ACCORD - Atmospheric Circulation Classification and Downscaling
Climatic Research Unit : Research and Projects: ACCORD

ACCORD Objectives


Much effort is expended on GCM (and higher resolution) simulations of present climate and the projection of future climates. Across Europe, impact studies are dependent on climate scenarios generated by "downscaling" from such models. The assumptions upon which such scenarios are based are too rarely tested at the regional and sub-regional scales. A prime reason for the inadequate testing of these assumptions is the current absence of robust, automated, methodologies for classifying circulation patterns.

The ACCORD objectives are to evaluate existing methodologies for classifying atmospheric circulation patterns, to automate them and to develop new automated schemes. These automated schemes will be used to further understand climatic variability since the late nineteenth century, and the physical links between circulation at different space-scales and between circulation modes and synoptic features. The importance of the North Atlantic Oscillation will be determined with respect to the variability of surface temperature and precipitation across Europe.

It will be determined whether or not circulation changes both at the supra-regional scale (for example, the NAO) and the sub-regional scale (for example, over southern Scandinavia) can explain both the long term and the recent increases in precipitation in many regions of northwest Europe.

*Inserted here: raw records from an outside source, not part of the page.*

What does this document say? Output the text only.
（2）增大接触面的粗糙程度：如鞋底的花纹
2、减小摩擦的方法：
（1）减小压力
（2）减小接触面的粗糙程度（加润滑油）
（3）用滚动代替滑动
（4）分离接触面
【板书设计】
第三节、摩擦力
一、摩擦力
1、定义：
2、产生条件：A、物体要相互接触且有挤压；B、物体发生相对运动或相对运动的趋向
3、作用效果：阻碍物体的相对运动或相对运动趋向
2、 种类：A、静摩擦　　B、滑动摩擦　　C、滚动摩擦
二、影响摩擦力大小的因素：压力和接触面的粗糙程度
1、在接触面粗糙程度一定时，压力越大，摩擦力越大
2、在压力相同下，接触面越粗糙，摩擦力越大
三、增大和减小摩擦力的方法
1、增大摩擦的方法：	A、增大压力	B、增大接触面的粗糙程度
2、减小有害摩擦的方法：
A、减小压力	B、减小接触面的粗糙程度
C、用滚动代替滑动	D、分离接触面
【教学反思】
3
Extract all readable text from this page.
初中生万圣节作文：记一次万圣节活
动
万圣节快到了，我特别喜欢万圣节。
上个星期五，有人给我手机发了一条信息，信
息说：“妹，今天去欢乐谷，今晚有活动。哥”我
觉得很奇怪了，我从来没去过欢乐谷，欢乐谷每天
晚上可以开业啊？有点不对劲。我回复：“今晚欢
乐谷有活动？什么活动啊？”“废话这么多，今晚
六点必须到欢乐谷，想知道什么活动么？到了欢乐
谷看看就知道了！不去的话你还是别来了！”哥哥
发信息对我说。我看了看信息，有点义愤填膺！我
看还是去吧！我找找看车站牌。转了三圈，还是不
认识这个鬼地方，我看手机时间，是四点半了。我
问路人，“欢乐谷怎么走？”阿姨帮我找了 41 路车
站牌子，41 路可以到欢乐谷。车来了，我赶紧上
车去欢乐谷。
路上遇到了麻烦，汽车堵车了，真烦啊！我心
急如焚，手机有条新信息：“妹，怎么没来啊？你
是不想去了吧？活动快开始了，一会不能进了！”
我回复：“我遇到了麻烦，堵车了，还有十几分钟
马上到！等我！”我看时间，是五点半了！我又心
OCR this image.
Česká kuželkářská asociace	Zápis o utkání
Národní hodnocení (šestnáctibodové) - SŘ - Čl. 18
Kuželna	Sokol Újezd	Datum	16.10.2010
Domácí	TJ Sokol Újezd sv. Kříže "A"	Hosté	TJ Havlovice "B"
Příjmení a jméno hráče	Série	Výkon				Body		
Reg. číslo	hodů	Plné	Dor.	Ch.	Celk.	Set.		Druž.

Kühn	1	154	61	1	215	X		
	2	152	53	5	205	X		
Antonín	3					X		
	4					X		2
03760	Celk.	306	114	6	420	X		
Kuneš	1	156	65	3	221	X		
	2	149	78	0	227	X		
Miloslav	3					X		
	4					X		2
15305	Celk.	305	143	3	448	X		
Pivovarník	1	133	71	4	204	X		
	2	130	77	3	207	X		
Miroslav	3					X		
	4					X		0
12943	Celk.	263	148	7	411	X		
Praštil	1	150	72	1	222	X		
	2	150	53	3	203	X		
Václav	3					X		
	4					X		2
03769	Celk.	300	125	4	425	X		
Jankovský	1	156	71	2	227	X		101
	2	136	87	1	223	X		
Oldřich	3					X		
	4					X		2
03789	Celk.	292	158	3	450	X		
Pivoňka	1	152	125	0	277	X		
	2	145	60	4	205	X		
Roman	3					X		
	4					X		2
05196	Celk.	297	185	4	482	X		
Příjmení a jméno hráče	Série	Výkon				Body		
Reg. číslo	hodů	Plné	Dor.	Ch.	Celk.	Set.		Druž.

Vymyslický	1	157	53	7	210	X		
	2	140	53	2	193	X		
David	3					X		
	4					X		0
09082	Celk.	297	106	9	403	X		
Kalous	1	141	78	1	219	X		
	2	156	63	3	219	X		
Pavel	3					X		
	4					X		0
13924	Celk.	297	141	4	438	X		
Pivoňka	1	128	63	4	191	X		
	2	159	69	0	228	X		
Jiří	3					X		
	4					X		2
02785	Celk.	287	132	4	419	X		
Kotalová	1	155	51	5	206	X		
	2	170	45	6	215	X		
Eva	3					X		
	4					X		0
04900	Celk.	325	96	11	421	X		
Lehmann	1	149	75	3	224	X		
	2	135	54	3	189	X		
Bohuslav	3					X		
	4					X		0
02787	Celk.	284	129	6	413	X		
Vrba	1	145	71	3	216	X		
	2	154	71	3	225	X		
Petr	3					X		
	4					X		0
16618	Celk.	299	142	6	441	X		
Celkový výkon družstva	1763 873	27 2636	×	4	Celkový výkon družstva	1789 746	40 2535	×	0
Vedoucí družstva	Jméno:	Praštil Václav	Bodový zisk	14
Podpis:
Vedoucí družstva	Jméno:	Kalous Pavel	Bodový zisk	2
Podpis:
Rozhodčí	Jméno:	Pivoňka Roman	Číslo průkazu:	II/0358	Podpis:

Attempts will be made to improve the potential of the circulation classification approach for downscaling (for example, from the regional scale (European) to the sub-regional scale (for example, Iberian Peninsula, Scandinavia), and from the sub-regional scale to the catchment scale (Greece)) by optimising the discrimination of observed surface weather variables, and assessing stationarity of relationships. Various methods will be used, including multivariate stochastic models, weather generators, mutiple regression models, and non-linear techniques. Particular attention will be paid to the extent to which the schemes are able to capture the full range of climatic variability, especially extreme events, and to the question of time stationarity of observed circulation/surface weather relationships.